Earlier this month, Microsoft hosted their annual Ignite event, introducing, demonstrating, and reflecting on Microsoft’s exciting and growing technology. From new Azure AI capabilities to rollouts for various updates and improvements to current Microsoft technology, there was a lot to be learned and acknowledged from this year’s event. Microsoft’s book of news is an excellent source for updates on the many Microsoft products and latest advancements. In this blog, we focus on specific advances within the world of digital identity that our customers and readers will find helpful.
What’s new with Microsoft Azure Active Directory?
This year, Microsoft announced the general availability of passwordless authentication for organisations. Passwordless authentication can now be deployed for large scale systems, with the capabilities to have policies that determine authentication methods certain users can use. One of Microsoft’s latest developments, Temporary Access Pass, has been brought into preview, contributing to a seamless and secure user journey, with users receiving a time-limited code for recovering and setting up a password credential. This feature helps to eliminate the need for passwords throughout a whole user onboarding process.
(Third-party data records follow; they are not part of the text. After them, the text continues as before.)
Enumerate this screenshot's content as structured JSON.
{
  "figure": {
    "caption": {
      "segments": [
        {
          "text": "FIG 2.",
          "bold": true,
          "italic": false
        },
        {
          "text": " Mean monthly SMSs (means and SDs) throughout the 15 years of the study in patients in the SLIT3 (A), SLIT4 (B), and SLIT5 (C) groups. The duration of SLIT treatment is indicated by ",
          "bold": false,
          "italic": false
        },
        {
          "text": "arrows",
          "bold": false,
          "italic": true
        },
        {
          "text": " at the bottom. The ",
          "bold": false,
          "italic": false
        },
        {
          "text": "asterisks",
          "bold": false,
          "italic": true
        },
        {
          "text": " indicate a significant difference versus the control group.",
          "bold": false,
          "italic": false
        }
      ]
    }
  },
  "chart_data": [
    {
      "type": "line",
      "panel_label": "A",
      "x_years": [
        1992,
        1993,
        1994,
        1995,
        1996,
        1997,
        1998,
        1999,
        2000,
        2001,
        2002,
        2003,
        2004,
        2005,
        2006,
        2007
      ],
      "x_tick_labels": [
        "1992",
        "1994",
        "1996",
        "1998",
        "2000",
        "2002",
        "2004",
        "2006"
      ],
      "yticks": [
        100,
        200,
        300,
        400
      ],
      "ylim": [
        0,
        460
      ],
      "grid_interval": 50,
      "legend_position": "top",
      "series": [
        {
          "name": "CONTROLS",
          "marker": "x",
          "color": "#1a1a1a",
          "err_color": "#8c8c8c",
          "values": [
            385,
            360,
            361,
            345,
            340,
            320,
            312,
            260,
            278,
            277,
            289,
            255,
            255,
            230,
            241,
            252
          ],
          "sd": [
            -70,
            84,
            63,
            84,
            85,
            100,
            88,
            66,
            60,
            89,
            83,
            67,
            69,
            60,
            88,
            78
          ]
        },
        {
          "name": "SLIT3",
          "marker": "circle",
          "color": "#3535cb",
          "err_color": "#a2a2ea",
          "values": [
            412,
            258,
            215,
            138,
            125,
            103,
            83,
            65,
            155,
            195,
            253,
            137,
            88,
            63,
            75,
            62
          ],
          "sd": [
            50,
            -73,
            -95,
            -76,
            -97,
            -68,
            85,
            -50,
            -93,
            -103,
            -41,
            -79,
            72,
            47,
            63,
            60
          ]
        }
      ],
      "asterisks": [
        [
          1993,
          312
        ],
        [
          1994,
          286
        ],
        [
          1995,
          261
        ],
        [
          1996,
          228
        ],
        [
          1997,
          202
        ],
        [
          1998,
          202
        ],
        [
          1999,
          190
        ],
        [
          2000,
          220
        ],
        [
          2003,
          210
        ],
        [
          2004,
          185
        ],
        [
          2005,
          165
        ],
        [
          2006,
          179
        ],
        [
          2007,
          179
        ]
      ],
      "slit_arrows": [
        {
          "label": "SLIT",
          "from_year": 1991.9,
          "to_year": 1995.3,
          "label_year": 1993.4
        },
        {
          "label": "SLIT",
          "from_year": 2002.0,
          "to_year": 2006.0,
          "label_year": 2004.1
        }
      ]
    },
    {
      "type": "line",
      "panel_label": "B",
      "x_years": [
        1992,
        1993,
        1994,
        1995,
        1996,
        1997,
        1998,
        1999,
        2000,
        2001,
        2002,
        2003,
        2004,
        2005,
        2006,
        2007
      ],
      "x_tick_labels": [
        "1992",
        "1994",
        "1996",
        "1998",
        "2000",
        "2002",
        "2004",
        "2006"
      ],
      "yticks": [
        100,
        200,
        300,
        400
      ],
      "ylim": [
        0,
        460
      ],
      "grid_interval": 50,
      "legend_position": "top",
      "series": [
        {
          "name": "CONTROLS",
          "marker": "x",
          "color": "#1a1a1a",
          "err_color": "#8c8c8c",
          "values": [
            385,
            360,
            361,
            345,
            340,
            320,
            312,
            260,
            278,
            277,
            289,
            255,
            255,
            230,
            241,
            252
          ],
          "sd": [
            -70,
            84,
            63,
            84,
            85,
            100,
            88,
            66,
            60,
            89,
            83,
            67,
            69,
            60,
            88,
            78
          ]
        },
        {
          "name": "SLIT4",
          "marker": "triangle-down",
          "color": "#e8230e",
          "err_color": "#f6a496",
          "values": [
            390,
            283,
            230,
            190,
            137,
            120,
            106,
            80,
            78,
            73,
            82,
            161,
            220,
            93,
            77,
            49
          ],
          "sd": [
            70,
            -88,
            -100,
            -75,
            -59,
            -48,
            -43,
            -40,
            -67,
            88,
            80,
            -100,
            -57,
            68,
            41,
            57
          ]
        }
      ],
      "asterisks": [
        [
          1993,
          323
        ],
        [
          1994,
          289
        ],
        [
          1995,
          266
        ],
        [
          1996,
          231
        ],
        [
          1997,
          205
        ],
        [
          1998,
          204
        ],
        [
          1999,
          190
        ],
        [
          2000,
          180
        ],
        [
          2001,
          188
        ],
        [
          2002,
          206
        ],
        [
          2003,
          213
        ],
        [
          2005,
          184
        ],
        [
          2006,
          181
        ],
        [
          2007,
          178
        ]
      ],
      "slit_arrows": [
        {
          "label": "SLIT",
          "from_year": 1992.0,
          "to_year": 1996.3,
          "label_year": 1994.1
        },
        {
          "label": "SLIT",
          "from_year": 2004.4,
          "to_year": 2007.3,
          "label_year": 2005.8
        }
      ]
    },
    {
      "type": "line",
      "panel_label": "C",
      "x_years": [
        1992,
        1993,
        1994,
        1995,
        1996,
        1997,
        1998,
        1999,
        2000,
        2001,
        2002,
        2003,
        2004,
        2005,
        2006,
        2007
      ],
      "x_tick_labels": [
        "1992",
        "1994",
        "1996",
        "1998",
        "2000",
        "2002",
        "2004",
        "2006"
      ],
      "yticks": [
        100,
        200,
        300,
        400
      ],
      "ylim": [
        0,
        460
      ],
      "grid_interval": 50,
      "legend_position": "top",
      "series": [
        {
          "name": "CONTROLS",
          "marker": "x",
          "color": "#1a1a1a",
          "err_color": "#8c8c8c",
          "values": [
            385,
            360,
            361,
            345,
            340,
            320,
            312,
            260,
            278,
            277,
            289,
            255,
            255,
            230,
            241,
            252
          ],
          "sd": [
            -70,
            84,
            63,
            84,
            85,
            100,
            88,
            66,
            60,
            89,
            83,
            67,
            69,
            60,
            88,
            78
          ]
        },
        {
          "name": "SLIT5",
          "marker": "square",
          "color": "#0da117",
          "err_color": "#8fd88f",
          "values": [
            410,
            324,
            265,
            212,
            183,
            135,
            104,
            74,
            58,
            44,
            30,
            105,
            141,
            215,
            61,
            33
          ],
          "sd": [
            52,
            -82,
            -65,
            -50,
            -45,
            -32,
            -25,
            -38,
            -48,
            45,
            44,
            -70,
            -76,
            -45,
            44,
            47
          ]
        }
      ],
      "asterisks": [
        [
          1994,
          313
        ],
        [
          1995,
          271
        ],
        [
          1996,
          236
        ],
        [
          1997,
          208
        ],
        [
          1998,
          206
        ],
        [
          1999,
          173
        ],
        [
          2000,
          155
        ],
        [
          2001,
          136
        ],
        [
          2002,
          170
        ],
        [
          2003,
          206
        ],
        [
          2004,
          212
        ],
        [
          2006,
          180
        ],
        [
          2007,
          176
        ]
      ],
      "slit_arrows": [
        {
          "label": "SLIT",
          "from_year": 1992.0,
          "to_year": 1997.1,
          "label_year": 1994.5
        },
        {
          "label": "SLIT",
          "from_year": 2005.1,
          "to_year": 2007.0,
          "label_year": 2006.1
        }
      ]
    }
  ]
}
With Azure AD Conditional Access, multifactor authentication is no longer required every time an application containing sensitive data is accessed. Alternatively, authentication steps can be put into place depending on the data that the user is trying to access. Microsoft is taking this a step further with the announcement of Azure AD Conditional Access authentication context coming into preview. Authentication security steps can vary depending on the type of data, as oppose to the same high-level security across a whole application. This feature simplifies the individual user experience by associating the appropriate authentication requests for users with the relevant access rights.
To explore passwordless authentication even further, read our article in which we discuss the advantages and disadvantages.
The future of Identity is here: Verifiable Credentials on Azure AD!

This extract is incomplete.